Kolumne Älter werden: Der Hollandschock
Wegen des großen Erfolgs: Keine Toleranz für die Tolleranten (Vol. V) .
L iebe Altersgenossinnen und -genossen der Generation 50 plus (undogmatisch) links. Ihre Lieblingskolumne richtet sich heute - und da muss ich Sie vorwarnen - auch an all die lernresistenten Volksgenossinnen und -genossen, die sich in Internetforen und auch in Briefen an diese wunderbare usw. Zeitung, deren gedruckte Ausgabe täglich von 330.000 Menschen gelesen wird - und deren Homepage monatlich eine Million User anklicken -, darüber geärgert haben, dass ich in meiner letzten Kolumne Die Gnade der späten Geburt zwar den Islam und seine Überempfindlichkeit gegen Kritik aus dem Westen zu Recht verbal gegeißelt, aber kurz davor noch den Minarettbau an einer Moschee im Saarland befürwortet hätte und man mir linkem Vogel deshalb nicht so recht über den Weg trauen könne.

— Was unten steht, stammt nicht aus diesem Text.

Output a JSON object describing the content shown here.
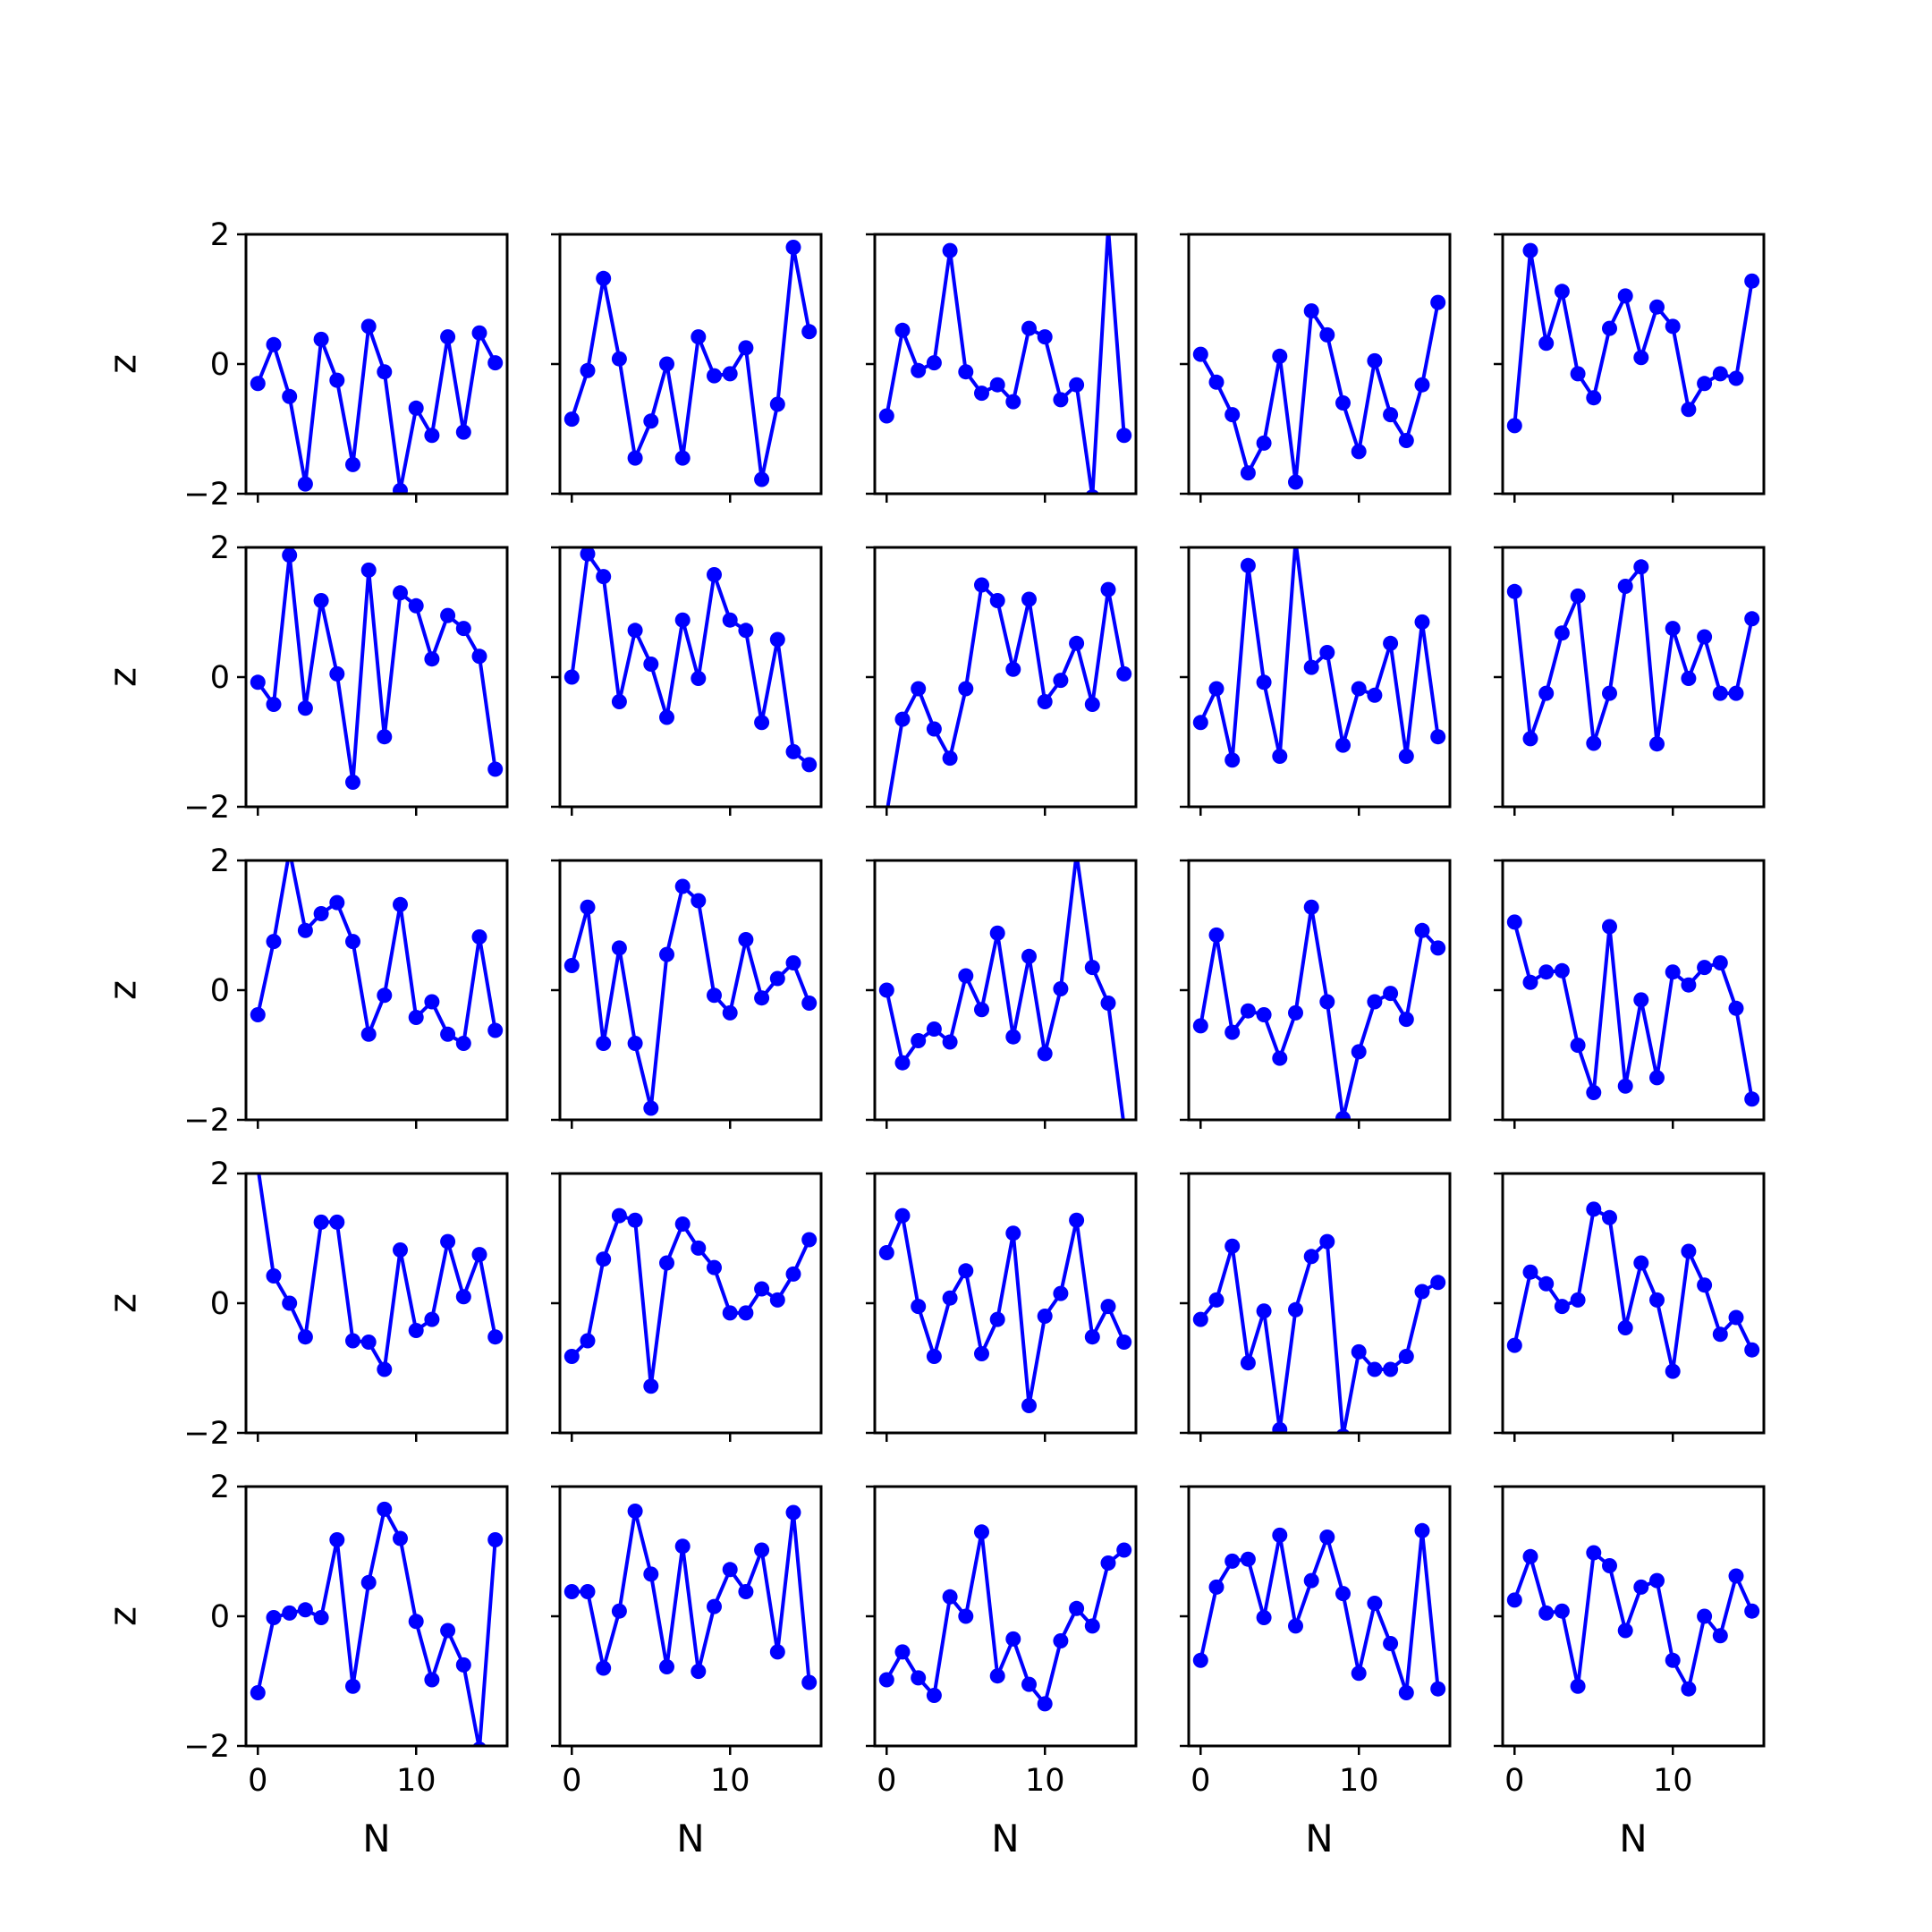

Uff! Da bin ich aber froh. Man stelle sich nur einmal vor, ich wäre auf meine schon etwas älteren Tage nicht nur für die Tolleranten von ganz ganz links, sondern auch noch für diese islamophoben rechten Kordeldeppen zum Sarrazin light vom linken Boulevard avanciert. Igitt! Die armen Tolleranten allerdings stehen aktuell ja sowieso alle noch unter Hollandschock, weil sie gar nicht begreifen können (wollen), warum in ihrem bislang herzallerliebsten (Einwanderungs-)Musterland plötzlich die Rechtspopulisten reüssieren und jetzt ausgerechnet ihr Hassobjekt Deutschland von liberalen holländischen Intellektuellen für seine Integrationspolitik gelobt wird - so wie seit dem Sommer schon für seine holländisch aufspielende multiethnische Fußballnationalelf (während Oranje historischen deutschen Rumpelfußball [fast] nur mit Weißen praktiziert).
Warum aber befürworte gerade ich als streng gläubiger Atheist den Bau von Moscheen, zu denen Minarette gehören wie die Türme für den heiligen Bimbam (klerikaler Lärmterror) zu den christlichen Kirchen? Weil viele Muslime hier - vor allem junge Frauen - inzwischen mit großem Eifer und Ernst dabei sind, sich in diese multiethnische und multireligiöse, aber im Kern doch säkulare Gesellschaft hinein zu integrieren oder längst schon Platz darin gefunden haben.
K.-P. Klingelschmitt, 1970.
Sie alle verdienen allen Respekt und jede Unterstützung. Doch der sich - langsam - etablierende europäische Islam müsste sich endlich auch einmal organisieren und dann laut zu (Wider-)Wort melden, wenn Glaubensbrüder hier und insbesondere dort (Naher Osten, Afrika) Hass predigen und etwa zum Heiligen Krieg gegen die Ungläubigen oder sonst was tödlich Irrem aufrufen. Das würde auch der leidigen Islamdebatte hier einiges von ihrer Schärfe nehmen. Ganz bestimmt!
Übrigens: Das Grundgesetz als Grundlage für das gedeihliche Zusammenleben aller Menschen in Deutschland - eingelegt in die Charta der Menschenrechte und dick eingebunden in die Europäische Verfassung - sollte man den Hetzern aller Lager täglich so lange um die Ohren hauen, bis die rot sind. Das wäre dann auch - und wir von My Generation wissen das längst - vernünftig gelebte Toleranz jenseits kritikloser Akzeptanz (Tolleranz). Also los: Jeder von uns schnappt sich einen, und dann feste druff.